January - Counter-offensive by United Nations forces in Korea.
February – The campaign to suppress counter-revolutionaries in mainland China begins.
March - United Nations forces capture Seoul.
April - Douglas MacArthur dismissed by Harry Truman as commander of United Nations forces in Korea. MacArthur wants to expand the Korean war into China.
April - Communists launch major offensive in Korea.
April - Beijing government begins to take over foreign companies in mainland China.
May - The U.S. Military Assistance and Advisory Group is established in Taipei. Non-military aid to the Republic of China would last until 1964.
May – Tibetan delegation signs a seventeen-point agreement with Beijing: Beijing promises not to change the political or religious systems in Tibet, and the Tibetans agree to accept Beijing’s sovereignty.

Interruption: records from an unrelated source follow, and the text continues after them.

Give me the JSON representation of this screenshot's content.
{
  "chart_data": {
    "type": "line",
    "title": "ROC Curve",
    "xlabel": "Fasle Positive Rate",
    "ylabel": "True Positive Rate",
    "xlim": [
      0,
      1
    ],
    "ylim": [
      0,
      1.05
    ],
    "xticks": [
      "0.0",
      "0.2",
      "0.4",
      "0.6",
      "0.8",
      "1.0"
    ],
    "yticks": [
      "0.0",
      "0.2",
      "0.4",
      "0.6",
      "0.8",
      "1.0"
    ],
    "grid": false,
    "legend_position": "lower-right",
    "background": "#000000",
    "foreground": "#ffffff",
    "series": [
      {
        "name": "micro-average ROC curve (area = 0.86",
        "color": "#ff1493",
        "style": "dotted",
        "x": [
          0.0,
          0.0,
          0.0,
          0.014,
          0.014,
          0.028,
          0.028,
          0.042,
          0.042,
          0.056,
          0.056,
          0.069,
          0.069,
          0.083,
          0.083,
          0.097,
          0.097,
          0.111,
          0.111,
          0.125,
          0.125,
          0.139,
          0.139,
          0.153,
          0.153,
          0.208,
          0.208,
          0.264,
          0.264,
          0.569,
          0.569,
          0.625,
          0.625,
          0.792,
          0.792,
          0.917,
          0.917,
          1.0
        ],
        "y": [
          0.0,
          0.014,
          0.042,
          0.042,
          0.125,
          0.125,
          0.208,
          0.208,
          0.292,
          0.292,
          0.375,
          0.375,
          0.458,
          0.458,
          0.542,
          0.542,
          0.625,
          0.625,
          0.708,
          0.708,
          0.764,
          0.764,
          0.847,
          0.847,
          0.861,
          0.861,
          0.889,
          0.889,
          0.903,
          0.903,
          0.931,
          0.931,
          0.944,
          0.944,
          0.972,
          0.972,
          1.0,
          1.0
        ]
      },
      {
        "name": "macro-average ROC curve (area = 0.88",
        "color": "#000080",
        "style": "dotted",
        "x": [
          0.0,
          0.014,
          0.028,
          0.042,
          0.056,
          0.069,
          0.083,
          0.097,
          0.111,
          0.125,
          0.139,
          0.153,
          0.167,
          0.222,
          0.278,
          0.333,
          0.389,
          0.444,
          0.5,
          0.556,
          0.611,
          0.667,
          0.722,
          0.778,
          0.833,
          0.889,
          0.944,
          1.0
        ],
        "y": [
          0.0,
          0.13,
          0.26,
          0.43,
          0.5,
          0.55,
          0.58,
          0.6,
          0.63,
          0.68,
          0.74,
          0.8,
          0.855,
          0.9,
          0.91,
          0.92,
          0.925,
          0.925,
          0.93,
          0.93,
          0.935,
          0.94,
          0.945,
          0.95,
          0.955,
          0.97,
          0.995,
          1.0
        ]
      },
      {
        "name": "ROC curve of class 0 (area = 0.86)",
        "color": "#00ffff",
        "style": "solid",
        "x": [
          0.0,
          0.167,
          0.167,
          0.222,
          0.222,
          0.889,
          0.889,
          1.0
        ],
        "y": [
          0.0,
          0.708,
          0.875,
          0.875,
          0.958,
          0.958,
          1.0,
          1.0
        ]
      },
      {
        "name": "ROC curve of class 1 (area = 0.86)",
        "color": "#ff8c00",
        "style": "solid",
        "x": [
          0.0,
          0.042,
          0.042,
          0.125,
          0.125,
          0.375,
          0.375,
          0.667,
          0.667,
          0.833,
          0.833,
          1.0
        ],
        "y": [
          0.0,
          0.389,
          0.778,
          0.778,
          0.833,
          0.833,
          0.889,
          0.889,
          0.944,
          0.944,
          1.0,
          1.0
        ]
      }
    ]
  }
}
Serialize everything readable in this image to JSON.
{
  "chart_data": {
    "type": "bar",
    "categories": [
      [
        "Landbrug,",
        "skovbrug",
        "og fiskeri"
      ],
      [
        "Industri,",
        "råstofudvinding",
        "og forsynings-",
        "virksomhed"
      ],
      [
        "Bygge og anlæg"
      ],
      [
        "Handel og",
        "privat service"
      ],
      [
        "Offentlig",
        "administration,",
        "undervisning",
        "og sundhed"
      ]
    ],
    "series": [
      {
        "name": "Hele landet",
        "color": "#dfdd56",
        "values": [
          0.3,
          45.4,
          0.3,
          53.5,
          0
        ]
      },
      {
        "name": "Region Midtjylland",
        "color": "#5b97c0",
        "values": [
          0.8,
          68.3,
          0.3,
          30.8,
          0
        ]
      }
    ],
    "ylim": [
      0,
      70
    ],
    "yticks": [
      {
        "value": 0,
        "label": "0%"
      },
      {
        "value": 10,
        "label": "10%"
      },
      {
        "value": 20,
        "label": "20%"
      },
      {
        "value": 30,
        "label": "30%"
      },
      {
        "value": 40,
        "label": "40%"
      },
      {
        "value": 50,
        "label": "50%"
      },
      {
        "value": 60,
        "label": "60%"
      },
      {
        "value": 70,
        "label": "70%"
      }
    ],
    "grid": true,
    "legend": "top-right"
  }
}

May - Communist offensive in Korea ends with heavy loses.
May - The United Nations imposes an embargo of strategic imports to the People's Republic of China.
June - Ceasefire in Korea.
June - Second stage of a three-stage land reform in Taiwan: sale of public land to tenant farmers.
July – Panmunjom peace negotiations begin in Korea. Negotiations would last two years while fighting continues.
July - The household registration system begins in mainland China.
September – Conference on a peace treaty with Japan held in San Francisco. Japan renounces its rights to Taiwan. However, Taiwan is not returned to China as specified at the Yalta and Cairo conferences. The treaty is signed by neither the Beijing nor the Taipei governments.
December - In mainland China, the Three-Anti campaign is launched against corruption, waste, and bureaucracy.
December - In Taiwan, first election held for the Taiwan Provincial Assembly.